En este tema se inspiraron los legisladores norteamericanos al dictar la Constitución de su país; en esta última hallaron inspiración los legisladores latinoamericanos al dictar las constituciones que norman nuestra vida republicana.

Artigas amó profundamente esta forma de gobierno. Se dice que, en 1830, ya en su destierro, cuando vio por la primera vez un ejemplar de la Constitución uruguaya, leyó algunos de sus artículos, llevó el libro a los labios, lo besó emocionado y dio gracias a Dios por hacerle concedido «la vida hasta ver a mi patria independiente y constituida». 3

Artigas, como legislador, es caso único en América Latina. Sorprende ver en la Constitución por él ideada establecido este principio de libertad religiosa: «…ningún sujeto será atropellado, molestado o limitado en su persona, libertad o bienes, por adorar a Dios en la manera y ocasiones que más le agrade, según lo dicta su misma conciencia o sentimientos religiosos con tal que no turbe la paz pública» (Op. Cit. p. 314). 

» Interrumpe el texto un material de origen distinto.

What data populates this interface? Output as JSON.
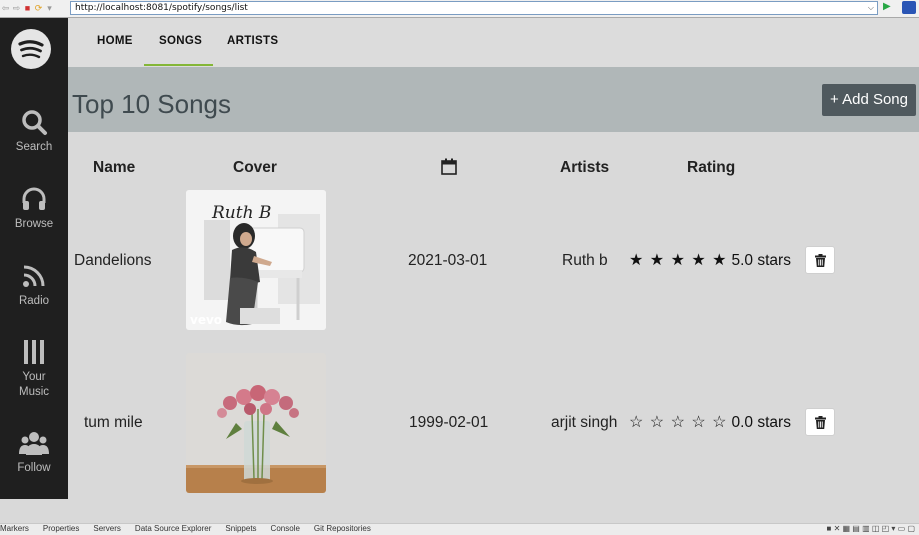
{
  "browser": {
    "url": "http://localhost:8081/spotify/songs/list",
    "nav_glyphs": [
      "⇦",
      "⇨",
      "■",
      "⟳",
      "▾"
    ]
  },
  "sidebar": {
    "items": [
      {
        "label": "Search",
        "icon": "search-icon"
      },
      {
        "label": "Browse",
        "icon": "headphones-icon"
      },
      {
        "label": "Radio",
        "icon": "radio-icon"
      },
      {
        "label": "Your Music",
        "icon": "library-icon"
      },
      {
        "label": "Follow",
        "icon": "group-icon"
      }
    ]
  },
  "nav": {
    "tabs": [
      "HOME",
      "SONGS",
      "ARTISTS"
    ],
    "active": "SONGS",
    "accent": "#84b637"
  },
  "header": {
    "title": "Top 10 Songs",
    "add_label": "+ Add Song"
  },
  "table": {
    "columns": {
      "name": "Name",
      "cover": "Cover",
      "date_icon": "calendar-icon",
      "artists": "Artists",
      "rating": "Rating"
    },
    "rows": [
      {
        "name": "Dandelions",
        "date": "2021-03-01",
        "artist": "Ruth b",
        "rating": 5,
        "stars_text": "★ ★ ★ ★ ★",
        "rating_label": "5.0 stars",
        "cover_text": "Ruth B",
        "cover_badge": "vevo"
      },
      {
        "name": "tum mile",
        "date": "1999-02-01",
        "artist": "arjit singh",
        "rating": 0,
        "stars_text": "☆ ☆ ☆ ☆ ☆",
        "rating_label": "0.0 stars"
      }
    ]
  },
  "taskbar": {
    "items": [
      "Markers",
      "Properties",
      "Servers",
      "Data Source Explorer",
      "Snippets",
      "Console",
      "Git Repositories"
    ]
  }
}
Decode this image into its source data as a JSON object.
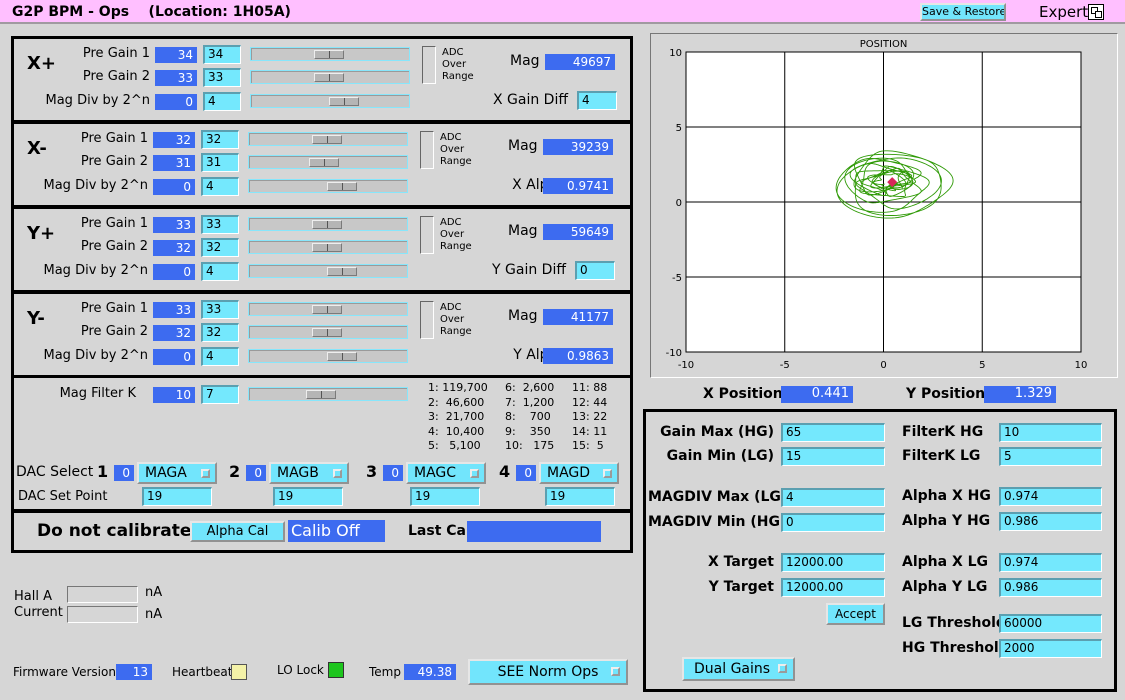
{
  "title": "G2P BPM - Ops    (Location: 1H05A)",
  "save_restore": "Save & Restore",
  "expert": "Expert",
  "expert_icon": "window-icon",
  "sections": [
    {
      "name": "X+",
      "pg1_label": "Pre Gain 1",
      "pg1_rd": "34",
      "pg1_ed": "34",
      "pg1_slider": 0.5,
      "pg2_label": "Pre Gain 2",
      "pg2_rd": "33",
      "pg2_ed": "33",
      "pg2_slider": 0.5,
      "md_label": "Mag Div by 2^n",
      "md_rd": "0",
      "md_ed": "4",
      "md_slider": 0.62,
      "adc": [
        "ADC",
        "Over",
        "Range"
      ],
      "mag_label": "Mag",
      "mag_val": "49697",
      "extra_label": "X Gain Diff",
      "extra_val": "4",
      "extra_editable": true
    },
    {
      "name": "X-",
      "pg1_label": "Pre Gain 1",
      "pg1_rd": "32",
      "pg1_ed": "32",
      "pg1_slider": 0.5,
      "pg2_label": "Pre Gain 2",
      "pg2_rd": "31",
      "pg2_ed": "31",
      "pg2_slider": 0.48,
      "md_label": "Mag Div by 2^n",
      "md_rd": "0",
      "md_ed": "4",
      "md_slider": 0.62,
      "adc": [
        "ADC",
        "Over",
        "Range"
      ],
      "mag_label": "Mag",
      "mag_val": "39239",
      "extra_label": "X Alpha",
      "extra_val": "0.9741",
      "extra_editable": false
    },
    {
      "name": "Y+",
      "pg1_label": "Pre Gain 1",
      "pg1_rd": "33",
      "pg1_ed": "33",
      "pg1_slider": 0.5,
      "pg2_label": "Pre Gain 2",
      "pg2_rd": "32",
      "pg2_ed": "32",
      "pg2_slider": 0.5,
      "md_label": "Mag Div by 2^n",
      "md_rd": "0",
      "md_ed": "4",
      "md_slider": 0.62,
      "adc": [
        "ADC",
        "Over",
        "Range"
      ],
      "mag_label": "Mag",
      "mag_val": "59649",
      "extra_label": "Y Gain Diff",
      "extra_val": "0",
      "extra_editable": true
    },
    {
      "name": "Y-",
      "pg1_label": "Pre Gain 1",
      "pg1_rd": "33",
      "pg1_ed": "33",
      "pg1_slider": 0.5,
      "pg2_label": "Pre Gain 2",
      "pg2_rd": "32",
      "pg2_ed": "32",
      "pg2_slider": 0.5,
      "md_label": "Mag Div by 2^n",
      "md_rd": "0",
      "md_ed": "4",
      "md_slider": 0.62,
      "adc": [
        "ADC",
        "Over",
        "Range"
      ],
      "mag_label": "Mag",
      "mag_val": "41177",
      "extra_label": "Y Alpha",
      "extra_val": "0.9863",
      "extra_editable": false
    }
  ],
  "filter": {
    "label": "Mag Filter K",
    "rd": "10",
    "ed": "7",
    "slider": 0.45,
    "table": [
      "1: 119,700",
      "2:  46,600",
      "3:  21,700",
      "4:  10,400",
      "5:   5,100",
      "6:  2,600",
      "7:  1,200",
      "8:    700",
      "9:    350",
      "10:   175",
      "11: 88",
      "12: 44",
      "13: 22",
      "14: 11",
      "15:  5"
    ]
  },
  "dac": {
    "select_label": "DAC Select",
    "setpoint_label": "DAC Set Point",
    "channels": [
      {
        "n": "1",
        "rd": "0",
        "menu": "MAGA",
        "set": "19"
      },
      {
        "n": "2",
        "rd": "0",
        "menu": "MAGB",
        "set": "19"
      },
      {
        "n": "3",
        "rd": "0",
        "menu": "MAGC",
        "set": "19"
      },
      {
        "n": "4",
        "rd": "0",
        "menu": "MAGD",
        "set": "19"
      }
    ]
  },
  "calib": {
    "status": "Do not calibrate",
    "alpha_btn": "Alpha Cal",
    "calib_state": "Calib Off",
    "last_label": "Last Cal",
    "last_val": ""
  },
  "hall": {
    "label": "Hall A\nCurrent",
    "unit1": "nA",
    "unit2": "nA",
    "v1": "",
    "v2": ""
  },
  "footer": {
    "fw_label": "Firmware Version",
    "fw_val": "13",
    "hb_label": "Heartbeat",
    "lo_label": "LO Lock",
    "temp_label": "Temp",
    "temp_val": "49.38",
    "norm_btn": "SEE Norm Ops"
  },
  "plot": {
    "title": "POSITION",
    "x_ticks": [
      "-10",
      "-5",
      "0",
      "5",
      "10"
    ],
    "y_ticks": [
      "10",
      "5",
      "0",
      "-5",
      "-10"
    ]
  },
  "chart_data": {
    "type": "scatter",
    "title": "POSITION",
    "xlim": [
      -10,
      10
    ],
    "ylim": [
      -10,
      10
    ],
    "grid": true,
    "marker": {
      "x": 0.441,
      "y": 1.329
    },
    "trace_color": "#2f9a06",
    "marker_color": "#d7265a",
    "trace_center": [
      0.3,
      1.3
    ],
    "trace_radius": [
      3.2,
      2.5
    ]
  },
  "positions": {
    "x_label": "X Position",
    "x_val": "0.441",
    "y_label": "Y Position",
    "y_val": "1.329"
  },
  "settings": {
    "left": [
      {
        "label": "Gain Max (HG)",
        "val": "65"
      },
      {
        "label": "Gain Min (LG)",
        "val": "15"
      },
      {
        "label": "MAGDIV Max (LG)",
        "val": "4"
      },
      {
        "label": "MAGDIV Min (HG)",
        "val": "0"
      },
      {
        "label": "X Target",
        "val": "12000.00"
      },
      {
        "label": "Y Target",
        "val": "12000.00"
      }
    ],
    "right": [
      {
        "label": "FilterK HG",
        "val": "10"
      },
      {
        "label": "FilterK LG",
        "val": "5"
      },
      {
        "label": "Alpha X HG",
        "val": "0.974"
      },
      {
        "label": "Alpha Y HG",
        "val": "0.986"
      },
      {
        "label": "Alpha X LG",
        "val": "0.974"
      },
      {
        "label": "Alpha Y LG",
        "val": "0.986"
      },
      {
        "label": "LG Threshold",
        "val": "60000"
      },
      {
        "label": "HG Threshold",
        "val": "2000"
      }
    ],
    "accept": "Accept",
    "dual": "Dual Gains"
  },
  "colors": {
    "readback": "#3d6bf0",
    "edit": "#74e8fd",
    "title_bg": "#ffbfff",
    "bg": "#d6d6d6",
    "lo_lock": "#1ec51e",
    "heartbeat": "#f4f2a8"
  }
}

Decimos que este hecho nos sorprende porque en constituciones de otros países latinoamericanos dirigidos por Bolívar, y otros próceres de igual altura, al hablar de libertad religiosa se cometen abusos como éste: «La Religión Católica, Apostólica y Romana será la de la nación. El gobierno la hará respetar y prohibirá la presencia de cualquiera otro culto religioso». 

En este sentido Artigas superó a Bolívar. Su nombre pasa a la historia como uno, quizás el primero, de los grandes campeones de la libertad religiosa en América Española. 

Después de 30 años en el Paraguay, murió Artigas el 23 de septiembre de 1850. Sus restos fueron sepultados en la ciudad de Asunción, sin pompa de ninguna clase… «en el tercer sepulcro del número veintiséis del cementerio general… un adulto llamado José Artigas, extranjero» (Op. Cit. p. 475). Así copia Jesualdo, párrafo del acta de inhumación del cadáver del general José Gervasio Artigas. El acta fue escrita por el cura del lugar.

Seis años después, el gobierno del Uruguay llevó los restos del prócer a la ciudad de Montevideo, homenaje tardío, pero justo. Hoy los amigos de la libertad de culto deben acercarse a la tumba del apóstol para rendirle, aunque sea en pensamiento, un homenaje de gratitud, admiración y respeto. 

Notas:

1. Jesualdo Sosa, Atigas, del vasallaje a la revolución. Editorial Losada, Buenos Aires, 1961, P. 18.

2. López Michelsen Alfonso. La estirpe calvinista de nuestras instituciones. Ediciones Tercer Mundo, Bogotá, 1966, p. 51.

3. Sosa Jesualdo. Artigas, del vasallaje a la revolución. Editorial Losada, buenos Aires, 1961. p. 472

Tomado de El Dios Escondido de los Libertadores por Luis D. Salem, Casa Unida de Publicaciones, México, D. F., 1970.